At the end of the day, she wants to be loved. But she's her father's daughter, so she pursues that objective with brutality. In keeping with her father's ideology, she's convinced that the only way to keep people in her life is through fear. And so she employs that ideology with Mai and Ty Lee, and eventually with Zuko.

She wants to be loved by the people who matter to her, but believes that she can control them and keep them in her life with the same iron fist that her father uses to control his nation.

I've mentioned this before, but I love the way her approach to Zuko changes after Mai and Ty Lee turn on her. Before, Zuko was just reclaiming his status as the wayward son.

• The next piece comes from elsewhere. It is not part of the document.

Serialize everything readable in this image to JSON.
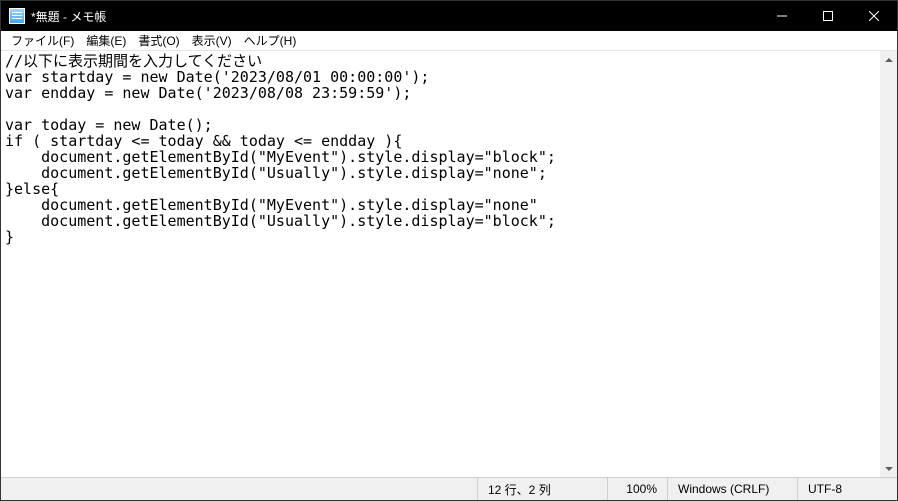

When Suki, Zuko, and Sokka are escaping the Boiling Rock, standard protocol is to cut the line and send them to a boiling grave.

They have the warden, but that changes nothing. This is the Fire Nation, and the warden even outright shouts to his men to cut the line as soon as he's free. Azula, of all people, is not prone to fits of compassion, and yet the thought of cutting the line never seems to occur to her. Even though it's standard protocol.

Instead, she flies out to the gondola to take them alive. She's not doing that for Sokka's benefit, and she's certainly not doing it because she respects the warden as a vital member of the Fire Nation's military and would never dream of sacrificing a loyal man for the sake of her goals.

No. She goes out there for Zuko, for the same reason she brought him back from Ba Sing Se and pretended he killed the Avatar even though Ozai had already given the order to treat him as a deserter and enemy. She goes out there because she wants to lock her brother in a cell and beat him until he loves her again.

And then she loses Mai and Ty Lee too, and at that moment, we see her withdraw from the people who matter most. The next time we see her, she's "celebrating becoming an only child". She's deranged, unkempt, and is trying to do what didn't even cross her mind back at the Boiling Rock. After losing Mai and Ty Lee, she gives up on Zuko, and that sets her on the collision course with her own fragile sanity that ultimately ends her career.

In this regard, there's another meaning to Katara defeating Azula. At the end of the day, Azula is a broken soul. She was raised in the shadow of a brutal man, dedicated herself to becoming a pale imitation, and then fractured when it cost her everything that ever mattered to her. It's not without reason that her final onscreen moments are not being beaten unconscious by force with triumphant music blaring over her downfall, but of her screaming and crying and roaring fire in the sky in a complete emotional breakdown.

Narratively speaking, Azula is not meant to be feared. She is meant to be pitied. In this regard, there is meaning in the fact that the element that defeats her is water, the element of healing, of compassion, of mercy.